[Haskell-cafe] Endo a, endomorphisms

Olaf Klinke olf at aatal-apotheke.de
Mon Dec 6 22:45:26 UTC 2021


> it might be possible that the intention was
> to state that function composition is an endomorphism of the set of endofunctions (Endo a).

> So again, given that the context is the Data.Monoid library, it seems much more appropriate to
> say that Endo a forms a monoid of endofunctions under composition. As the examples I presented
> above show, even stating that function composition is an endomorphism of Endo a (endofunctions)
> seems incorrect.
> 

What you write does not even type-check: Composition is an operation
(b -> c) -> (a -> b) -> (a -> c)
so it is a binary operation. Hence it cannot form an endomorphism,
because you can't unify the above type with (x -> x). No ambiguity
here. 

> opening :: String -> String
> opening = ("Hello, " ++)
> 
> closing :: String -> String
> 
> closing = (++ "!")
> 
> eo = Endo opening
> 
> ec = Endo closing

This is a manifestation of the fact that every monoid has a function 
	a -> Endo a
given by 
	\a -> Endo (mappend a)
This is indeed a monoid homomorphism (by virtue of associativity). Your
'eo' is of this kind.
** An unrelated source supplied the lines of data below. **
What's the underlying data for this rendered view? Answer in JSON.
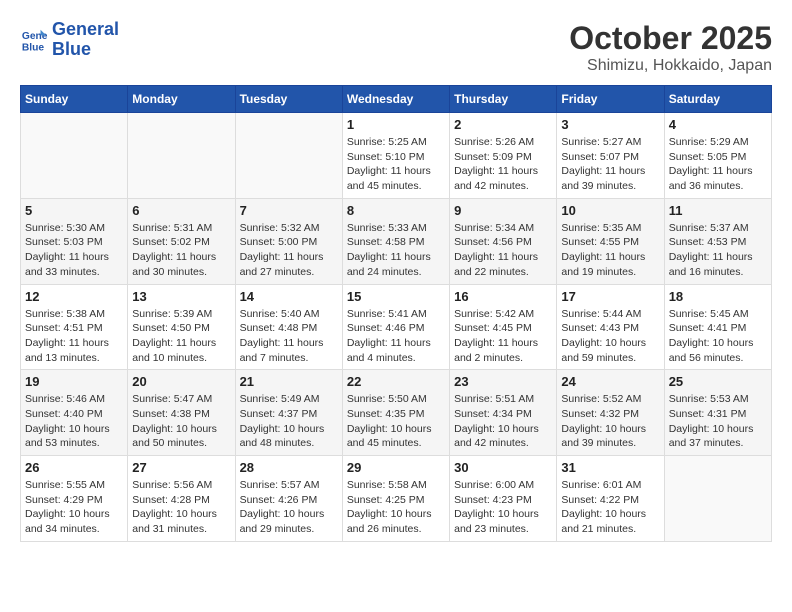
{
  "header": {
    "logo_line1": "General",
    "logo_line2": "Blue",
    "title": "October 2025",
    "subtitle": "Shimizu, Hokkaido, Japan"
  },
  "weekdays": [
    "Sunday",
    "Monday",
    "Tuesday",
    "Wednesday",
    "Thursday",
    "Friday",
    "Saturday"
  ],
  "weeks": [
    [
      {
        "day": "",
        "info": ""
      },
      {
        "day": "",
        "info": ""
      },
      {
        "day": "",
        "info": ""
      },
      {
        "day": "1",
        "info": "Sunrise: 5:25 AM\nSunset: 5:10 PM\nDaylight: 11 hours and 45 minutes."
      },
      {
        "day": "2",
        "info": "Sunrise: 5:26 AM\nSunset: 5:09 PM\nDaylight: 11 hours and 42 minutes."
      },
      {
        "day": "3",
        "info": "Sunrise: 5:27 AM\nSunset: 5:07 PM\nDaylight: 11 hours and 39 minutes."
      },
      {
        "day": "4",
        "info": "Sunrise: 5:29 AM\nSunset: 5:05 PM\nDaylight: 11 hours and 36 minutes."
      }
    ],
    [
      {
        "day": "5",
        "info": "Sunrise: 5:30 AM\nSunset: 5:03 PM\nDaylight: 11 hours and 33 minutes."
      },
      {
        "day": "6",
        "info": "Sunrise: 5:31 AM\nSunset: 5:02 PM\nDaylight: 11 hours and 30 minutes."
      },
      {
        "day": "7",
        "info": "Sunrise: 5:32 AM\nSunset: 5:00 PM\nDaylight: 11 hours and 27 minutes."
      },
      {
        "day": "8",
        "info": "Sunrise: 5:33 AM\nSunset: 4:58 PM\nDaylight: 11 hours and 24 minutes."
      },
      {
        "day": "9",
        "info": "Sunrise: 5:34 AM\nSunset: 4:56 PM\nDaylight: 11 hours and 22 minutes."
      },
      {
        "day": "10",
        "info": "Sunrise: 5:35 AM\nSunset: 4:55 PM\nDaylight: 11 hours and 19 minutes."
      },
      {
        "day": "11",
        "info": "Sunrise: 5:37 AM\nSunset: 4:53 PM\nDaylight: 11 hours and 16 minutes."
      }
    ],
    [
      {
        "day": "12",
        "info": "Sunrise: 5:38 AM\nSunset: 4:51 PM\nDaylight: 11 hours and 13 minutes."
      },
      {
        "day": "13",
        "info": "Sunrise: 5:39 AM\nSunset: 4:50 PM\nDaylight: 11 hours and 10 minutes."
      },
      {
        "day": "14",
        "info": "Sunrise: 5:40 AM\nSunset: 4:48 PM\nDaylight: 11 hours and 7 minutes."
      },
      {
        "day": "15",
        "info": "Sunrise: 5:41 AM\nSunset: 4:46 PM\nDaylight: 11 hours and 4 minutes."
      },
      {
        "day": "16",
        "info": "Sunrise: 5:42 AM\nSunset: 4:45 PM\nDaylight: 11 hours and 2 minutes."
      },
      {
        "day": "17",
        "info": "Sunrise: 5:44 AM\nSunset: 4:43 PM\nDaylight: 10 hours and 59 minutes."
      },
      {
        "day": "18",
        "info": "Sunrise: 5:45 AM\nSunset: 4:41 PM\nDaylight: 10 hours and 56 minutes."
      }
    ],
    [
      {
        "day": "19",
        "info": "Sunrise: 5:46 AM\nSunset: 4:40 PM\nDaylight: 10 hours and 53 minutes."
      },
      {
        "day": "20",
        "info": "Sunrise: 5:47 AM\nSunset: 4:38 PM\nDaylight: 10 hours and 50 minutes."
      },
      {
        "day": "21",
        "info": "Sunrise: 5:49 AM\nSunset: 4:37 PM\nDaylight: 10 hours and 48 minutes."
      },
      {
        "day": "22",
        "info": "Sunrise: 5:50 AM\nSunset: 4:35 PM\nDaylight: 10 hours and 45 minutes."
      },
      {
        "day": "23",
        "info": "Sunrise: 5:51 AM\nSunset: 4:34 PM\nDaylight: 10 hours and 42 minutes."
      },
      {
        "day": "24",
        "info": "Sunrise: 5:52 AM\nSunset: 4:32 PM\nDaylight: 10 hours and 39 minutes."
      },
      {
        "day": "25",
        "info": "Sunrise: 5:53 AM\nSunset: 4:31 PM\nDaylight: 10 hours and 37 minutes."
      }
    ],
    [
      {
        "day": "26",
        "info": "Sunrise: 5:55 AM\nSunset: 4:29 PM\nDaylight: 10 hours and 34 minutes."
      },
      {
        "day": "27",
        "info": "Sunrise: 5:56 AM\nSunset: 4:28 PM\nDaylight: 10 hours and 31 minutes."
      },
      {
        "day": "28",
        "info": "Sunrise: 5:57 AM\nSunset: 4:26 PM\nDaylight: 10 hours and 29 minutes."
      },
      {
        "day": "29",
        "info": "Sunrise: 5:58 AM\nSunset: 4:25 PM\nDaylight: 10 hours and 26 minutes."
      },
      {
        "day": "30",
        "info": "Sunrise: 6:00 AM\nSunset: 4:23 PM\nDaylight: 10 hours and 23 minutes."
      },
      {
        "day": "31",
        "info": "Sunrise: 6:01 AM\nSunset: 4:22 PM\nDaylight: 10 hours and 21 minutes."
      },
      {
        "day": "",
        "info": ""
      }
    ]
  ]
}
But then you mixed in another monoid
homomorphism, namely 
	\a -> Endo (flip mappend a)
where your 'ec' is of this kind. It is not true in general that you can
mix these two monoid homomorphisms. Only for commutative monoids the
above two homomorphisms are identical. And (String,++) is not
commutative. 

Indeed we could not give a Monoid instance to naked (a -> a) because it
overlaps with the Semigroup instance you mention. But historically this
is not the reason why the Endo newtype was introduced. One could argue
that the Semigroup instance should also be on a newtype. I'd be in
favour of such a proposal. 

Olaf

P.S.: Let S be a functor (a signature) and a be an S-algebra, that is,
there is a structure map
	alpha :: S a -> a.
Then for any r, the type (r -> a) is an S-algebra, too. Indeed, 
    alpha' :: Functor s => (s       a  ->      a) -> 
                            s (r -> a) -> r -> a
    alpha' alpha sf = \r -> alpha (fmap ($x) sf)
This is what makes the ReaderT transformer work. 
For Semigroup, the signature is S a = (a,a) and alpha = uncurry (<>).